I have been tasked with putting a simple sign in experience in place where the user types in their ID and a 5 to 8 numeric value as the password or PIN as it is called here.
I am using ASP .NET Core and using Identity Server 4 as the core implementation for issuing tokens. I have to implement the login page and know the requirements to make a secure page/cloud system.
From my research, Bcrypt is the defacto hashing mechanism to use to perform this task, but I have a couple of concerns:
- That if/when as they say in the security industry the system is compromised, with such a short PIN, even if we use a large salt, it will be very easy to calculate all of the PINs as there is technically only a small number of outcomes compared to free text passwords.

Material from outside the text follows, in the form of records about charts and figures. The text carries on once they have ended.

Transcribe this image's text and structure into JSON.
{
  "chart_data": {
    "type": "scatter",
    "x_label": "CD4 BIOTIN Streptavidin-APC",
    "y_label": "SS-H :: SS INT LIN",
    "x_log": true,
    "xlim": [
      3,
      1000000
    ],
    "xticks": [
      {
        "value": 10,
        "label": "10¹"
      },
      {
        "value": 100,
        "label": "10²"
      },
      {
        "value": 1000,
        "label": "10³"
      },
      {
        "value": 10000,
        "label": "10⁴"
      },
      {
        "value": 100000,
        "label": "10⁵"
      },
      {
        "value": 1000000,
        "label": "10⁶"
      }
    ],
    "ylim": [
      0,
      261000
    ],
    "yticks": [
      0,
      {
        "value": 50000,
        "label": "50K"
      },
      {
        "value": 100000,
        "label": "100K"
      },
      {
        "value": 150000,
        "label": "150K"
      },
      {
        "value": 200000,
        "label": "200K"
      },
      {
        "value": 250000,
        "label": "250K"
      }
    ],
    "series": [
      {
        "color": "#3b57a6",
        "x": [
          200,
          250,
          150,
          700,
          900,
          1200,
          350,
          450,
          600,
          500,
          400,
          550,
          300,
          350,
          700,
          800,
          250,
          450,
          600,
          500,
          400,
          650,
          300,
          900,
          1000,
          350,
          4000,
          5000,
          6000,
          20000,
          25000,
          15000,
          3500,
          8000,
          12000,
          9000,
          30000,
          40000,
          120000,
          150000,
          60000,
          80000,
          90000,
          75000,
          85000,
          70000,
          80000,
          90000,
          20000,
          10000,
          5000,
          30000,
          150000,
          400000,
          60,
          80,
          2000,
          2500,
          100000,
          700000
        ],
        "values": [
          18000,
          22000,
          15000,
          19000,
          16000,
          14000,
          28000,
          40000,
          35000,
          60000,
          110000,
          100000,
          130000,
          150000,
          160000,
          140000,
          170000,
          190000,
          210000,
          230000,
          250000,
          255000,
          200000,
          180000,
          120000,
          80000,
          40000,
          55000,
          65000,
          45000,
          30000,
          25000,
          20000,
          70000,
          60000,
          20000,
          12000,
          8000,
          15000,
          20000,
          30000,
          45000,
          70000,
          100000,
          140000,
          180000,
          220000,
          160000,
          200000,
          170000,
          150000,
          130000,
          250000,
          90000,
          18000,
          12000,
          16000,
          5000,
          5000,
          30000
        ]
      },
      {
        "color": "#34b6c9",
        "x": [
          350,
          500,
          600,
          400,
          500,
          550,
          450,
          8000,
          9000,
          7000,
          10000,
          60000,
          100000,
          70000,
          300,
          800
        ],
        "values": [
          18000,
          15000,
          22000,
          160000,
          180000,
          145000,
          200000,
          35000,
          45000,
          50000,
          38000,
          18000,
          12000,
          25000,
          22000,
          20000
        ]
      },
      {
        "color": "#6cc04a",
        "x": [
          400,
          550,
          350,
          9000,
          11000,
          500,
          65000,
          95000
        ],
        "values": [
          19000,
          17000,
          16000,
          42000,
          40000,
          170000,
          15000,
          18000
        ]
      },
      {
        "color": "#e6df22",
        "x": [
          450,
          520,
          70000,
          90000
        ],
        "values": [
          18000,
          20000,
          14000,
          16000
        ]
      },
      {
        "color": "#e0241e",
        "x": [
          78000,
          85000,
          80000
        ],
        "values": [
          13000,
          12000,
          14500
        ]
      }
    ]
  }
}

- There is not a verified implementation of Bcrypt in .NET - ASP.NET Core uses PBKDF2 and as it is part of the framework, so with that I think I gains credibility here.
My default answer in these situations is to use Auth0/Azure AD B2C or some other huge company who does this stuff day to day and enforce complex passwords but the requirement is very specific and cannot be fulfilled by the operators out there.
I have done a risk analysis around this and presented it to the business which they accept, but the niggling questions here are:
- is there anything more modern than PBKDF2 and verified that I should be using?
- Are my concerns valid that the the passwords will be easy to crack if the systems data stored are compromised?
- What auditing mechanisms would you recommend in a system like this?